Después todo quedó en silencio. La difusa luz de la luna penetraba por la reja, proyectando en el suelo la sombra de una red. Daba miedo. Andrei Efímich, tendido en la cama y contenida la respiración, esperaba horrorizado nuevos golpes. Diríase que alguien le hubiera clavado una hoz, retorciéndosela varias veces en el pecho y en el vientre. El dolor le hizo morder la almohada y apretar los dientes. Y de pronto, entre el caos reinante en su cabeza, se abrió paso una idea horrible, sobrecogedora: aquellos hombres, que ahora semejaban sombras negras a la luz de la luna, habían padecido el mismo dolor años enteros, día tras día.

¿Cómo había sido posible que él no lo supiera, ni quisiera saberlo, durante más de veinte años? Él lo ignoraba, desconocía la existencia de aquel sufrimiento. Por consiguiente, no era culpable. Pero la conciencia, tan incomprensiva y tan ruda como Nikita, le hizo helarse de la cabeza a los pies. Saltó de la cama, quiso gritar con toda la fuerza de sus pulmones y correr a matar a Nikita, a Jobotov, al inspector y al practicante, suicidándose luego; mas su pecho no emitió sonido alguno, y las piernas no le obedecieron. Jadeante y furioso, Andrei Efímich desgarró sobre su pecho la bata y el camisón, y después de hacerlos jirones, perdió el conocimiento y se desplomó en la cama.

A la mañana siguiente le dolía la cabeza, le zumbaban los oídos y se sentía muy decaído. No se avergonzaba al recordar su debilidad de la víspera. Había sido un pusilánime, tuvo miedo hasta de la luna y puso de manifiesto sentimientos e ideas que jamás había imaginado tener: por 43 ejemplo, la idea de la insatisfacción de la morralla filosofante. Pero ahora todo le importaba poco.  No comía, no bebía, yacía inmóvil y callaba.

«Nada me importaba –pensaba cuando le preguntaban algo–. No voy a contestar… Me da igual.»

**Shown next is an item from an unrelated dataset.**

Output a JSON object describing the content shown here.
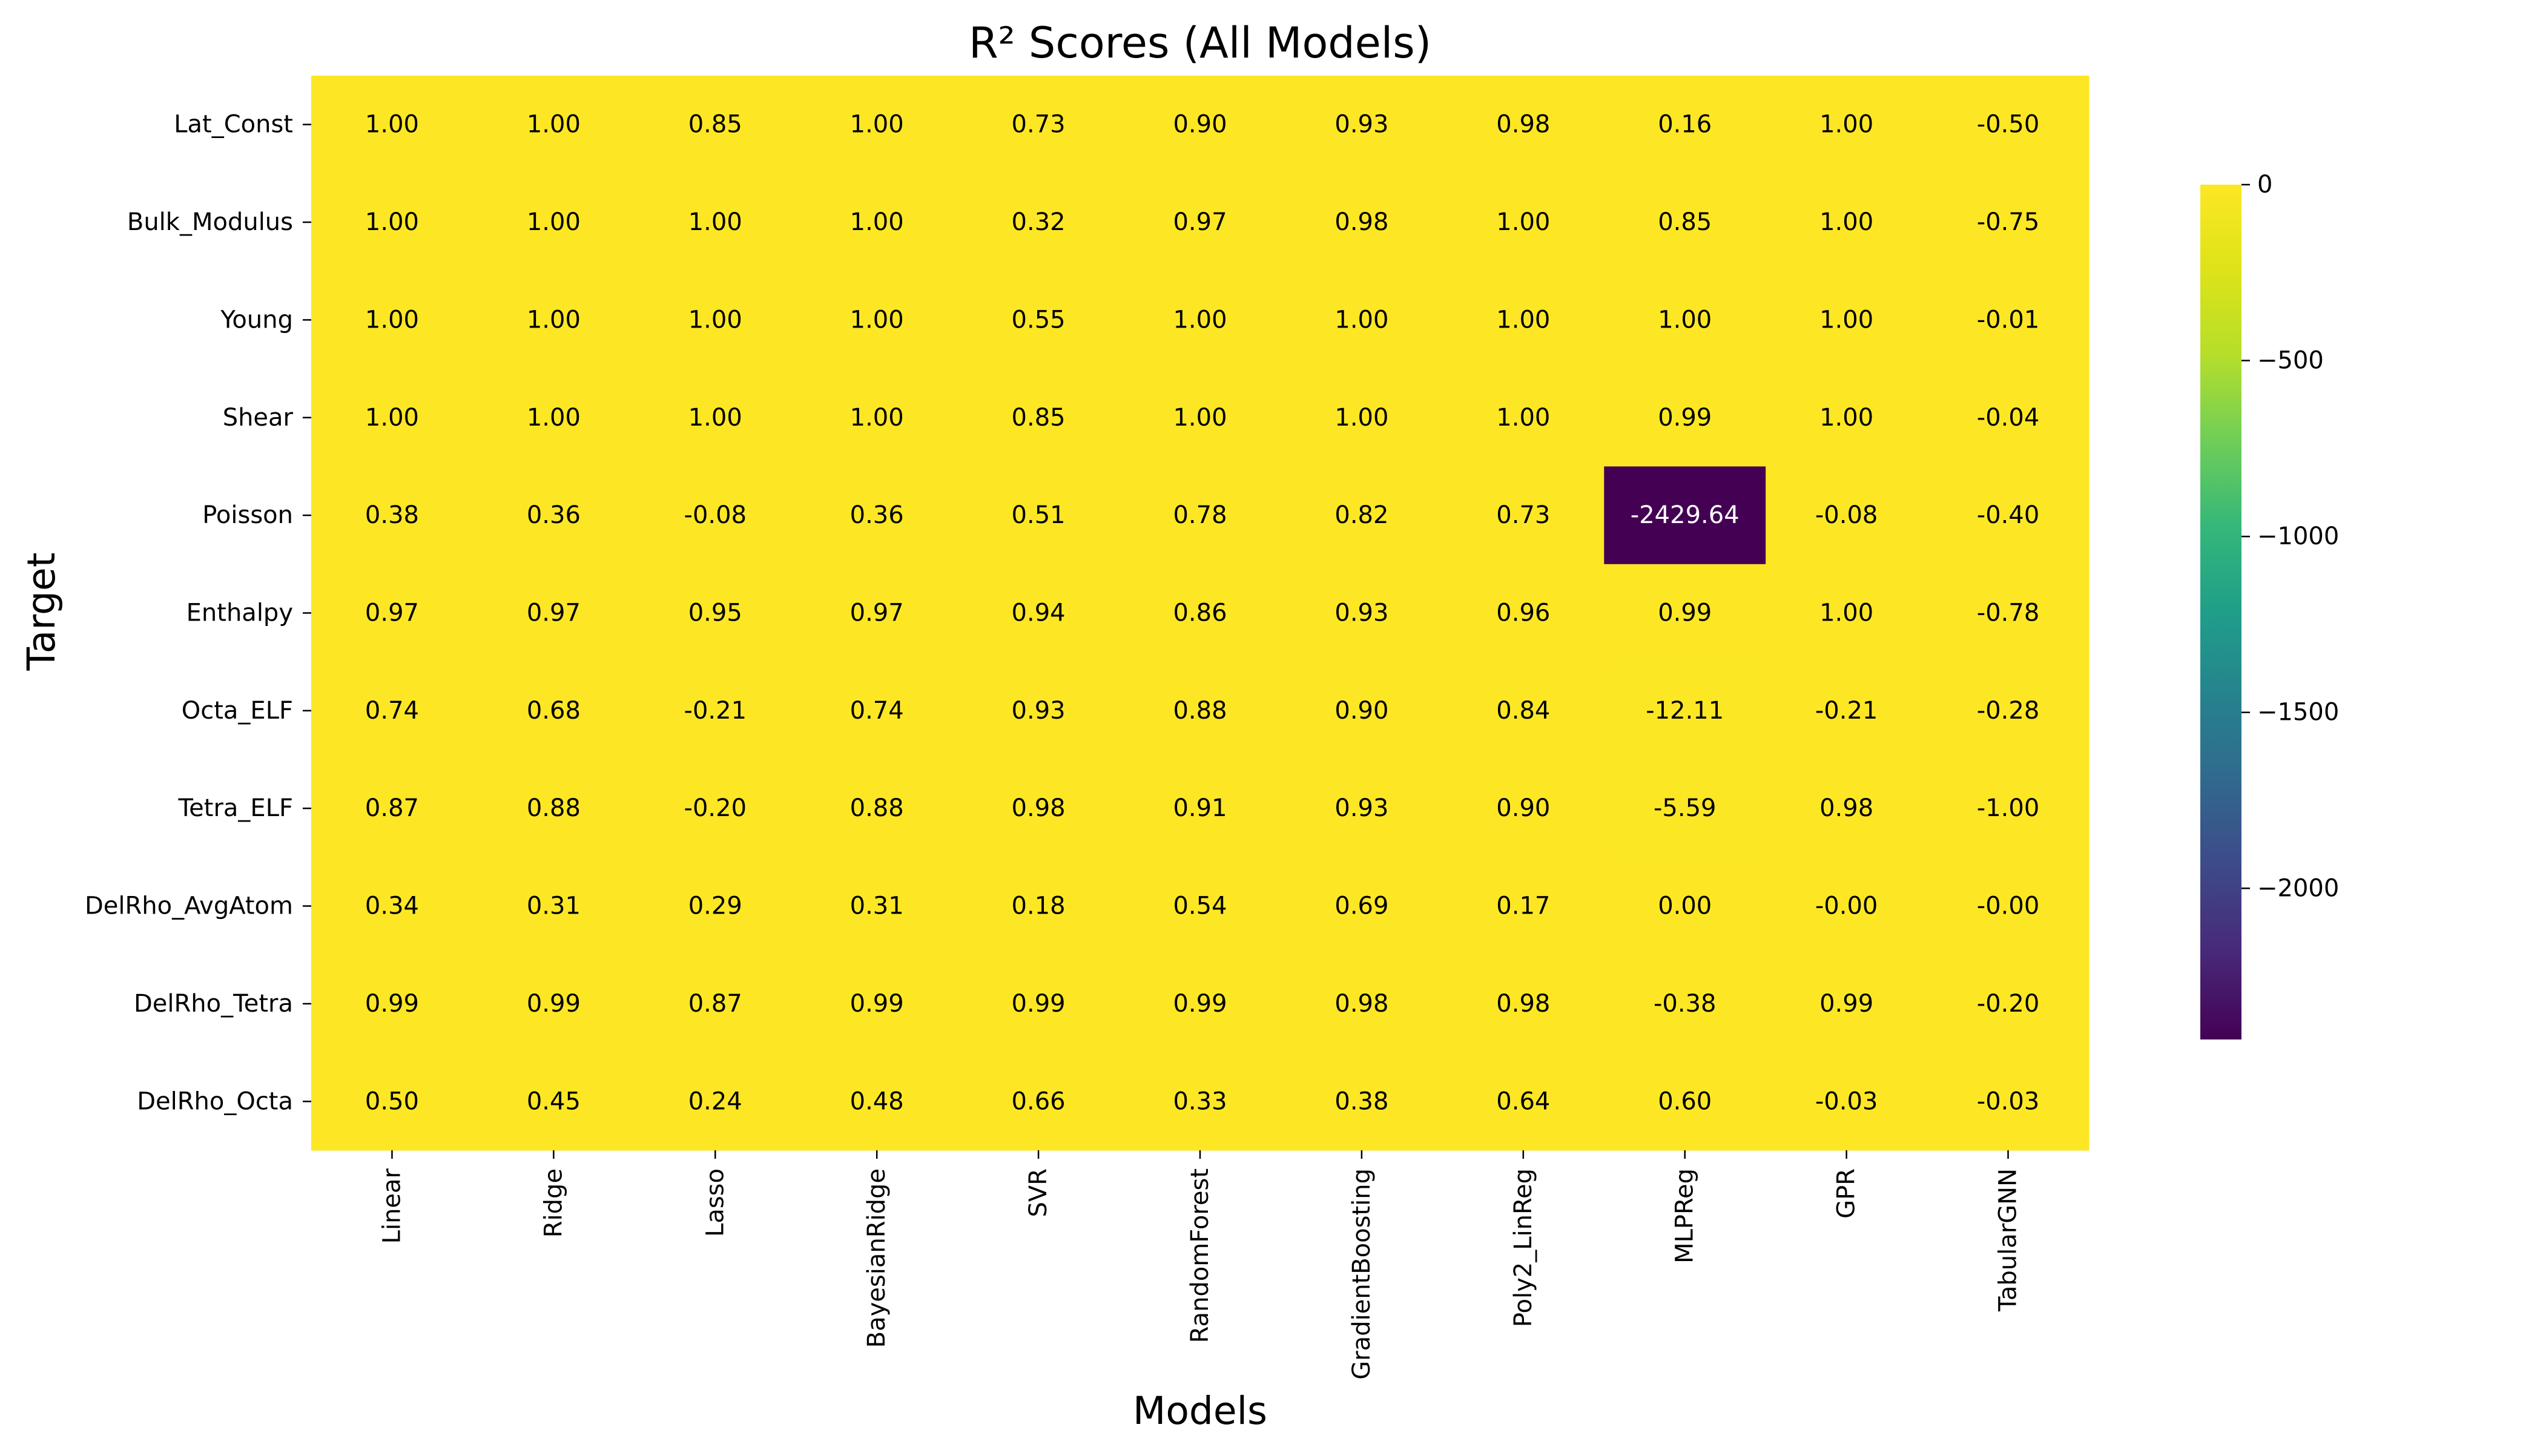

Después de almorzar llegó Mijaíl Averiánich y le trajo un paquete de té y una libra de mermelada. También fue a visitarle Dariushka, que permaneció una hora entera de pie junto a la cama, con una expresión de amargura en el semblante. Acudió, asimismo, el doctor Jobotov, quien trajo el consabido frasco de bromuro de potasio y ordenó a Nikita que sahumara el pabellón con algo.

Antes de que anocheciera, Andrei Efímich murió de una apoplejía. Al principio notó escalofríos penetrantes y fuertes náuseas. Parecióle que algo repugnante se le expandía por el cuerpo, hasta los dedos, y partiendo del estómago en dirección a la cabeza, le inundaba los ojos y los oídos. Una capa verde le veló los ojos. Andrei Efímich comprendió que había llegado su fin y recordó que Iván Dimítrich, Mijaíl Averiánich y millones de seres creían en la inmortalidad. ¿Y si, verdaderamente, existía? Pero él no deseaba la inmortalidad; y pensó en ella un instante tan sólo. Un rebaño de renos, de gracia y belleza excepcionales, cuya descripción había leído en un libro el día anterior, pasó junto a él; después, una mujeruca le tendió la mano con una carta certificada… Mijaíl Averiánich pronunció unas palabras. Luego desapareció todo; y Andrei Efímich se durmió para siempre.

Llegaron unos mujiks, lo asieron de los brazos y de las piernas y se lo llevaron en volandas a la capilla. Allí estuvo tendido en una mesa, con los ojos abiertos, iluminado por la luna. A la mañana siguiente, Serguei Sergueich oró muy devotamente ante el crucifijo y cerró los ojos a su antiguo jefe.

El entierro fue un día después. Asistieron solamente Mijaíl Averiánich y Dariushka.